呪われた運命を受け入れる負けず嫌いで気丈な姫。彼女に齎された運命は…?

恋愛のファンタジーですが、私は主人公のアウゲ姫のヒロインとしての強さにやられてしまった質です。
生まれた時から全身から毒を発する体質に生まれてしまった王女のアウゲ姫。
毒を発するものは18歳で魔界へ嫁ぐ非情な運命が定められている国で、誰とも触れ合うことができないまま成長したアウゲ。

しかし彼女は捻くれるでも、自らを悲観するでもなく、負けず嫌いで気丈な性格を以てその運命を受け入れようとしていました。

その想いの根底には、自分の毒で周囲を困らせたくないと言うアウゲの人一倍優しい心があるのだと思います。強い子なのに運命をぶち壊そうとはせず、受け入れようとする彼女のいじらしさに心を打たれました。

そんな彼女の元へ突然やってきた、アウゲを全く怖がらないどこか風変わりな護衛の騎士のヴォルフ。

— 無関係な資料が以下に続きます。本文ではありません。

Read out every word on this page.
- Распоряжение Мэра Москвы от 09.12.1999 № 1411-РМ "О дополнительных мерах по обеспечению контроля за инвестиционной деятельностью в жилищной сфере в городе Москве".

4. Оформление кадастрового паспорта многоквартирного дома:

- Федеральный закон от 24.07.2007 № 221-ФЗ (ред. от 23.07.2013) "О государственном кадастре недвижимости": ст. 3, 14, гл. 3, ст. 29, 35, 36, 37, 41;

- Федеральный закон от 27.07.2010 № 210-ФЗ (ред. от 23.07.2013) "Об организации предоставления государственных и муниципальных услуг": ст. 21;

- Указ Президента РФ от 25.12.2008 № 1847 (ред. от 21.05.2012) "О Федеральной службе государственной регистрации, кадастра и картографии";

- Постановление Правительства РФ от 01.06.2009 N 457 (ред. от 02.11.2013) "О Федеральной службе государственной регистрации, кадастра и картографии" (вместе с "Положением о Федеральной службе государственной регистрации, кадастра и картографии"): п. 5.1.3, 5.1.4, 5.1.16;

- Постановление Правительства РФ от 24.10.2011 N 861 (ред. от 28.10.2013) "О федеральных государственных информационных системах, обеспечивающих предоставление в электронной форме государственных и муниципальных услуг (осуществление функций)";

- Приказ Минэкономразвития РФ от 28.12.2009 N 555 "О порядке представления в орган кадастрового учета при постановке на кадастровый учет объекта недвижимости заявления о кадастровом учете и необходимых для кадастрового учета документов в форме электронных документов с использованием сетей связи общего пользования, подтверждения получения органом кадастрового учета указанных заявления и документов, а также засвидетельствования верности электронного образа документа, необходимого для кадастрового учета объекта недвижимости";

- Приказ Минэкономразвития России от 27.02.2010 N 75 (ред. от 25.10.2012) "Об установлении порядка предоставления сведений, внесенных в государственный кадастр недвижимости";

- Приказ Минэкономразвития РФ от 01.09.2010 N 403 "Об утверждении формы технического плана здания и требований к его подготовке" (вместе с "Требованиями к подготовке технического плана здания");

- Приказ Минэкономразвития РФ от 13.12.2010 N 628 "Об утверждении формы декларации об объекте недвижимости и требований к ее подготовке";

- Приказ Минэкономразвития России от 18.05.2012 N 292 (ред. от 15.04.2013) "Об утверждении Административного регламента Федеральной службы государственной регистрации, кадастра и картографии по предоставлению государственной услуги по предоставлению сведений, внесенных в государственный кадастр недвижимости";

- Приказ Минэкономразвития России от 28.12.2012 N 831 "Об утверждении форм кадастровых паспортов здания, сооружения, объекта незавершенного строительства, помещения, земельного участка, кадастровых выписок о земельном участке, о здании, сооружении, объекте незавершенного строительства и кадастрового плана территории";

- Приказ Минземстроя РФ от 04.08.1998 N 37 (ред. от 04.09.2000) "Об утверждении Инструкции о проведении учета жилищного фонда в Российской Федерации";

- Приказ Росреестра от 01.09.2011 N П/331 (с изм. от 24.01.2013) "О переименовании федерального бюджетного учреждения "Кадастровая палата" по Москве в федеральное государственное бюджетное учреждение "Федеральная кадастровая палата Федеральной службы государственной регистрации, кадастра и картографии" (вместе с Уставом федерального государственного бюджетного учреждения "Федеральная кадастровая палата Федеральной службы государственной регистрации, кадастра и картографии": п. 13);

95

今までにされたことのない扱いを受けたアウゲは戸惑いつつも、別れが来ると分かりきった相手に心を砕かないように振る舞うのですが…

そんな強い彼女の心の機敏と、ヴォルフの意図が合わさって物語は思わぬ方向へと進んで行きます。

読みやすい長さで気が付いたらすぐ読み終わっている、本当はもっと長い話だったように感じる構成の良さにも注目して欲しいです。

週末の読書にぜひお勧めします。